Cheney backs Capito

Vice President's wife speaks at fund-raiser

Vice President's wife speaks at fund-raiser

August 21, 2002|by DAVE McMILLION

The threat of terrorism is a daily issue at the White House as the country continues to deal with the fallout from Sept. 11, Lynne Cheney, the wife of Vice President Dick Cheney, said at a fund-raising luncheon here Tuesday.

Cheney said she watches her husband get up every morning and learn of the "threat assessment of the day" before moving to his other duties.

Cheney, who was on hand for a fund-raiser for U.S. Rep. Shelley Moore Capito, said the terrorism threat concerns her because it is like nothing the country has faced before.


When the United States and the Soviet Union were enemies, the Soviets had geography they had to protect, Cheney said.

The terrorists associated with al-Qaida do not have any land to watch over, Cheney said.

"We can't use reason. We can't sign a treaty," Cheney said.

Despite the threat, Cheney said she is comforted by the "sure-footed" leadership President Bush and her husband have demonstrated.

"I know I wake up grateful every day knowing they are serving our country," said Cheney.

Cheney spoke to about 90 people who paid between $125 and $1,000 a plate at the fund-raiser at the Clarion Hotel and Conference Center.

It the first major fund-raiser for Capito, R-W.Va., as she begins preparing for her showdown with Democratic challenger Jim Humphreys in the November election.

Cheney has a love of history and has spent much of her professional life writing and speaking about the importance of knowing history and teaching it well.

As past chairwoman of the National Endowment for the Humanities, Cheney published "American Memory," a report that warned about the failure of schools to pass on history to future generations, according to the White House Web site.

She is the co-author of six books, including "Kings of the Hill," a book about members of the House of Representatives that she wrote with her husband.

Cheney praised Capito for the intelligence she brings to her job and for the record Capito has established for public education.

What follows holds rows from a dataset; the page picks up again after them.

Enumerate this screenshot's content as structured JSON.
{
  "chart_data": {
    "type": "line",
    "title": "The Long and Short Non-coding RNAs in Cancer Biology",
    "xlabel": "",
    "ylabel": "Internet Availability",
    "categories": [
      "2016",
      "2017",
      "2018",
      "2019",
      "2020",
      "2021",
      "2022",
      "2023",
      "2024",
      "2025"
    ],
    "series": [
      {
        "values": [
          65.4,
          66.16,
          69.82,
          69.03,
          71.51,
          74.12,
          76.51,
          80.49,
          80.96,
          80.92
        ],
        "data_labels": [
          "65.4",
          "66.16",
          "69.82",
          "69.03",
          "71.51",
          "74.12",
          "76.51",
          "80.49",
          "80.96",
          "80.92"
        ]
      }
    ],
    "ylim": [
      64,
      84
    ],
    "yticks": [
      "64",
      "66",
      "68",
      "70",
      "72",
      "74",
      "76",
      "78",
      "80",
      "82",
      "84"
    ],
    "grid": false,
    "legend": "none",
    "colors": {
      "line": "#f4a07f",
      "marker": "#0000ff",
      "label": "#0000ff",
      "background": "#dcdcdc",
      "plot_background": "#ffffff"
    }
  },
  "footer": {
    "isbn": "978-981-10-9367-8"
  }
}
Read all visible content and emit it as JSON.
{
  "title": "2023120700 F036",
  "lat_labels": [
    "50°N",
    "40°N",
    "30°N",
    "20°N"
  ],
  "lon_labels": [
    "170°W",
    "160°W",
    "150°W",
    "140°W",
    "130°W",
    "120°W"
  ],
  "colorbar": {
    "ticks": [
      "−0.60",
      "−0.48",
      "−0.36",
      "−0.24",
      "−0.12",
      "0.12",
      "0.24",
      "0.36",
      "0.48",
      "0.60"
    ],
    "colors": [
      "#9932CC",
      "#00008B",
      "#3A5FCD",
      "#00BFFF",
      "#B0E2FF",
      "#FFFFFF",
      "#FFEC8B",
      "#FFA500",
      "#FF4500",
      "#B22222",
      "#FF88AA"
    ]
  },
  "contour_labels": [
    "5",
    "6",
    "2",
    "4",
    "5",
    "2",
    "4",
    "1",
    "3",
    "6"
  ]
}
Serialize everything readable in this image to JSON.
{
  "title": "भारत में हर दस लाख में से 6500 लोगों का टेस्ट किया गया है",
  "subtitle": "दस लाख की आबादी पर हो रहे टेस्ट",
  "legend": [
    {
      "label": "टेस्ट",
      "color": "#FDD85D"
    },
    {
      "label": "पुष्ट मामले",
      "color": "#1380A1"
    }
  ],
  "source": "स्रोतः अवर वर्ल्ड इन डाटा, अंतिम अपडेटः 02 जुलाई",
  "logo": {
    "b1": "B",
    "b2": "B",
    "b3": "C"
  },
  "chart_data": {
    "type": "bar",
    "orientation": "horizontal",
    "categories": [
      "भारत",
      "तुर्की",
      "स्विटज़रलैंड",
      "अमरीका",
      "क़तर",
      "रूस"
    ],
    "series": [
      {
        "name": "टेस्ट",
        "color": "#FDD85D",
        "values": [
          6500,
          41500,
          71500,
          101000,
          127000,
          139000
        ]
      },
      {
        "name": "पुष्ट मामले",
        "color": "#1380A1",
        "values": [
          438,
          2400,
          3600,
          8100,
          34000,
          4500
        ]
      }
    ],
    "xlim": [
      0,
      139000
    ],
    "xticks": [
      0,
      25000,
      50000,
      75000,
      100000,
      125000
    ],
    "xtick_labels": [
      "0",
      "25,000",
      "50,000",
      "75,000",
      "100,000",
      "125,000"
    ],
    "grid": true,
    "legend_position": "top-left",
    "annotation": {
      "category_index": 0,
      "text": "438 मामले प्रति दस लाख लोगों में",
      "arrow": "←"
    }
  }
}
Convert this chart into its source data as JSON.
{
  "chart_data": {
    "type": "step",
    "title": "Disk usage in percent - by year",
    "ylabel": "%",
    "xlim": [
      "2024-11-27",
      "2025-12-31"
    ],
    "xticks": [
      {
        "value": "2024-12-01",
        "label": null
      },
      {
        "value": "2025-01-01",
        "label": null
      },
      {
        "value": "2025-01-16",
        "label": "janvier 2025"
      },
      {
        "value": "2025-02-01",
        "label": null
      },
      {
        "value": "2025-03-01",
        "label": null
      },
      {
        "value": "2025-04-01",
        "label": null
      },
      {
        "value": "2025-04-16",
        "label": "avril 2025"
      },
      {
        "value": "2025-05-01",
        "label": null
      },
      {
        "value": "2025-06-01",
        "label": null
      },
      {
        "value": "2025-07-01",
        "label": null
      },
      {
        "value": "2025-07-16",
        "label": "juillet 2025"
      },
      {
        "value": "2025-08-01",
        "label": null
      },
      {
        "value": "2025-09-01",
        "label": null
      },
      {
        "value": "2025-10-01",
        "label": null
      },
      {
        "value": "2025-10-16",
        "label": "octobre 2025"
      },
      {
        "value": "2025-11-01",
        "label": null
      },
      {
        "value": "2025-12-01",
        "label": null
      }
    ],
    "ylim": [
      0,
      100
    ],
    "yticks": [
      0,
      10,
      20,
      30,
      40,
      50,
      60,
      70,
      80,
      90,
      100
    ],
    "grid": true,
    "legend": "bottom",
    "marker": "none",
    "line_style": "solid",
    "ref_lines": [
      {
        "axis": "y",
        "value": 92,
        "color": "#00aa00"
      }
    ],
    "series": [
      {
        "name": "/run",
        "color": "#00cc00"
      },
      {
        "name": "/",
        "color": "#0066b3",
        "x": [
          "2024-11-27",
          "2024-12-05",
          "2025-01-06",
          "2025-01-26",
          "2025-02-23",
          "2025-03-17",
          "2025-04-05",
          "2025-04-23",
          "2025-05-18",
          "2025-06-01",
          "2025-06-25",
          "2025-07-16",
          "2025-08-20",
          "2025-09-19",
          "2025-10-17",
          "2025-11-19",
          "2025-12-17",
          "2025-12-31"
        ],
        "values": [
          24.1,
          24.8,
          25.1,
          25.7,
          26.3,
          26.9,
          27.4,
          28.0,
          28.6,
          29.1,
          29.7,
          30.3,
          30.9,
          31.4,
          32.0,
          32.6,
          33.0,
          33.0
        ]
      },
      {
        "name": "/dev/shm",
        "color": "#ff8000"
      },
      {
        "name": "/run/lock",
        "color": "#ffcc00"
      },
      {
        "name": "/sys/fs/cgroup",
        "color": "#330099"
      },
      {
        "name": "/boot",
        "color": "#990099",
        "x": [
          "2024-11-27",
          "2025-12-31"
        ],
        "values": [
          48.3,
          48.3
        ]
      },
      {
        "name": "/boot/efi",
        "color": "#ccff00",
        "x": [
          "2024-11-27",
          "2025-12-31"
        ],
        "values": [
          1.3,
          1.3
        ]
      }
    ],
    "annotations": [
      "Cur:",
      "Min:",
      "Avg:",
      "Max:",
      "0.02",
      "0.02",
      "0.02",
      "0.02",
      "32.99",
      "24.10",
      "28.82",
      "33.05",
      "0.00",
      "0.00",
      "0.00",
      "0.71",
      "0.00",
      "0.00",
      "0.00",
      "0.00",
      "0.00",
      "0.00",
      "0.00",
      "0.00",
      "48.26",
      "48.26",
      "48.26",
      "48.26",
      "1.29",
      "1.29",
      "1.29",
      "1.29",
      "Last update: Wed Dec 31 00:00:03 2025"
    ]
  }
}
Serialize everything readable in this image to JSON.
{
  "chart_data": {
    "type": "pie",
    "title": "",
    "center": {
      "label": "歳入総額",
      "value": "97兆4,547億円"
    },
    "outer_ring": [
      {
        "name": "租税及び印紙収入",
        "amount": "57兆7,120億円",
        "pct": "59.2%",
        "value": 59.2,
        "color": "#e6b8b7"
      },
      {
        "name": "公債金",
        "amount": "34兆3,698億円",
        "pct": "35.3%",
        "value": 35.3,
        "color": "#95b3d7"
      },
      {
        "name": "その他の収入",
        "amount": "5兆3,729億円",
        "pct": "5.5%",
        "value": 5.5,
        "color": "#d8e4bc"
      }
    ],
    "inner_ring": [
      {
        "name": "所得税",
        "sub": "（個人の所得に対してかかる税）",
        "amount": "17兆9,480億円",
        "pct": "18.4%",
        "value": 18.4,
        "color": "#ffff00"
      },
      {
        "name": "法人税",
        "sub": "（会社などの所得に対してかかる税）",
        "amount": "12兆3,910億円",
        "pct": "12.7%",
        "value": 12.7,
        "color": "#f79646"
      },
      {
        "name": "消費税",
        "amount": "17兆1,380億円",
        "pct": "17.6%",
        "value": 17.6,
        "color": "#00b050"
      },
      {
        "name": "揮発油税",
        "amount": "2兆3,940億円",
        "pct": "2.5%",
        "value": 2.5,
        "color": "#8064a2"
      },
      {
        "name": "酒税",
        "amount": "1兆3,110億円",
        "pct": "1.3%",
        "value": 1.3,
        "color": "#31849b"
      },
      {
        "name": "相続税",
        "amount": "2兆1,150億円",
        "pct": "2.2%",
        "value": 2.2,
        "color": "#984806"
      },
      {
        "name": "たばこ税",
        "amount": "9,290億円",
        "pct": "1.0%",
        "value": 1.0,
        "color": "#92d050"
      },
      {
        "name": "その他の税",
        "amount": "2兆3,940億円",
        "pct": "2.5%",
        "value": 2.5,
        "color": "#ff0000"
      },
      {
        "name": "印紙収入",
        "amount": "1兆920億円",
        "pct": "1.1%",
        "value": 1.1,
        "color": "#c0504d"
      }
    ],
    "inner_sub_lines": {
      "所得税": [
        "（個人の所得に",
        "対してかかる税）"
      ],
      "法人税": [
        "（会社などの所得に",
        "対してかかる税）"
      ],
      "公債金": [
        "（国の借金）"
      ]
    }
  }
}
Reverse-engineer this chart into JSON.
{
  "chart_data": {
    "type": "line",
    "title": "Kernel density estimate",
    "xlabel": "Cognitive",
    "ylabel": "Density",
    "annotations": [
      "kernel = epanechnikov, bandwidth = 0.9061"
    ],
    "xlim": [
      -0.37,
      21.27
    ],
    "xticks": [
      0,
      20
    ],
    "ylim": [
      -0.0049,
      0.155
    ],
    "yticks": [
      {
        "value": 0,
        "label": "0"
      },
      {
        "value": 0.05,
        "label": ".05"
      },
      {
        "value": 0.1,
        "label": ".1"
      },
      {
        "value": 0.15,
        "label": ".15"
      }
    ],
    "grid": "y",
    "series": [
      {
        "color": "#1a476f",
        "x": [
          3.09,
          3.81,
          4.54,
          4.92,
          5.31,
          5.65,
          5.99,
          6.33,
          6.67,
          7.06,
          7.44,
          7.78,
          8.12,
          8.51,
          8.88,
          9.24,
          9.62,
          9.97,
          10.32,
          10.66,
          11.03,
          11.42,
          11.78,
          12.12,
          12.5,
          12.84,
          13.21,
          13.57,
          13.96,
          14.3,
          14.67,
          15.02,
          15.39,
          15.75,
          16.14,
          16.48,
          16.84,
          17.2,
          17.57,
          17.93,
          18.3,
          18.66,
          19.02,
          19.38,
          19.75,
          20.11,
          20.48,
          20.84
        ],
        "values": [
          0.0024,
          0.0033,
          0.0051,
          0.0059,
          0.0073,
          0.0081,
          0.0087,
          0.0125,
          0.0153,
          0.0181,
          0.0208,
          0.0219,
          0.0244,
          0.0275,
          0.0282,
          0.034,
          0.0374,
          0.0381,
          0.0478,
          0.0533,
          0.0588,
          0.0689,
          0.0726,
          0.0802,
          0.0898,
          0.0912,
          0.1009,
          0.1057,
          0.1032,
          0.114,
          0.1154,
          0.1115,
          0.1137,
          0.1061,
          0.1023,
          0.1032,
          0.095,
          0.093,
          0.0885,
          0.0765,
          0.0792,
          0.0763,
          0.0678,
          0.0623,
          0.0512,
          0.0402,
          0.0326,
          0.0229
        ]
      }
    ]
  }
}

Capito stands for the right issues in public education, such as teaching the basics, using teaching practices that are supported by research and holding schools accountable, Cheney said.

Cheney said she has been around Washington, D.C., politics for years and there are lawmakers who are "pretty good. But then there is a category of people who have the capacity to be great and Shelley falls into that category," said Cheney.

Cheney did not stick around after her speech. She was quickly escorted from the ballroom.

Capito said after the luncheon that she felt good about her campaign, although she expects it to go "down to the wire" just like it did with her first race with Humphreys two years ago.

Capito squeezed past Humphreys in that race by a 108,769 to 103,003 vote margin.

At the luncheon, Capito helped announce $54.4 million in federal funding for 29 public water projects across the state.